Capítulo 39
XXXVIII
Julio feito barão --Póde vossa excellencia acreditar, senhora Viscondessa, que emquanto eu viver nada faltará n'esta casa.
--Oh! Deus o abençoe, senhor barão...
--Agora--e antes de me retirar, permitta-me vossa excellencia, que sem abusar da sua generosidade eu lhe narre em breves traços uma pequena e eloquente historia ha pouco succedida entre nós: «Ha de haver já bastantes annos que um homem ignorado (nada importa o nome) veiu procurar trabalho em Lisboa. Fugido á lei que o perseguia e afastado da mulher que amava--entrou n'um theatro. Entre as damas que pela sua belleza mais realçavam destacava-se uma a quem esse desgraçado entregou o coração e a vida. Mas, ai d'elle! A sorte perseguia-o horrivelmente.
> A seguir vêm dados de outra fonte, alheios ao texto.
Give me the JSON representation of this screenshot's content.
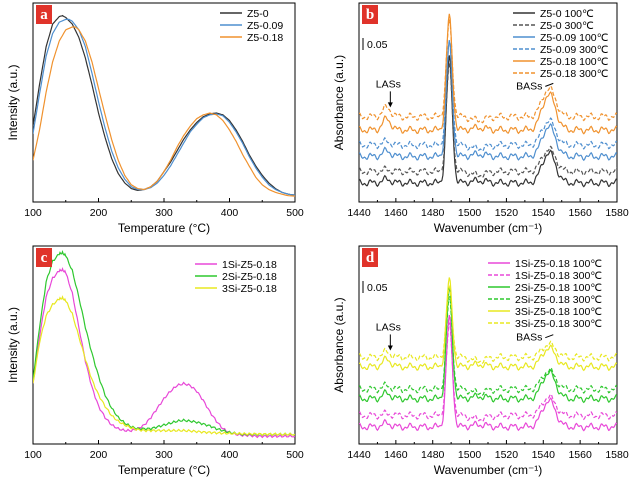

Elle, coitado, era apenas um operario, um modesto operario, e ella uma aristocrata, uma distinctissima aristocrata. Correram os dias. O miseravel, vendo-se fortemente abalado na sua dolorosa existencia, abandonou a fabrica, e fez-se escudeiro d'essa senhora. Nem um gesto sequer elle perdera, emquanto lhe fôra dado viver n'aquella casa. Tudo aproveitou o desventurado, curtindo a sós comsigo a immensa paixão que tristemente o devorava. Um dia, porém, em que elle, porventura mais agitado do que nunca, pretendêra subtrahir-se aos fidalgos olhares da sua ama, uma fatal circumstancia o obrigou a deixar aquella casa.
--Então foi o sr. barão...
--Mais duas palavras, minha senhora, e eu termino: «Infamado e corrido de vergonha entregou-se o desventurado moço ao trabalho com ardor.
Próspera lhe correra a fortuna. Amparado por dois velhos, hoje mortos, que durante os primeiros annos lhe serviram de paes progrediu José
Xavier tornando-se honrado e bem quisto dos seus semelhantes. Depois...
oh! depois... Vossa excellencia sabe o resto...
--Sim! depois José Xavier foi feito barão, encontrando na Viscondessa de
B*** a sua mais pura e desinteressada amiga.
E Julio, curvando-se, beijou solemnemente a mão da Viscondessa.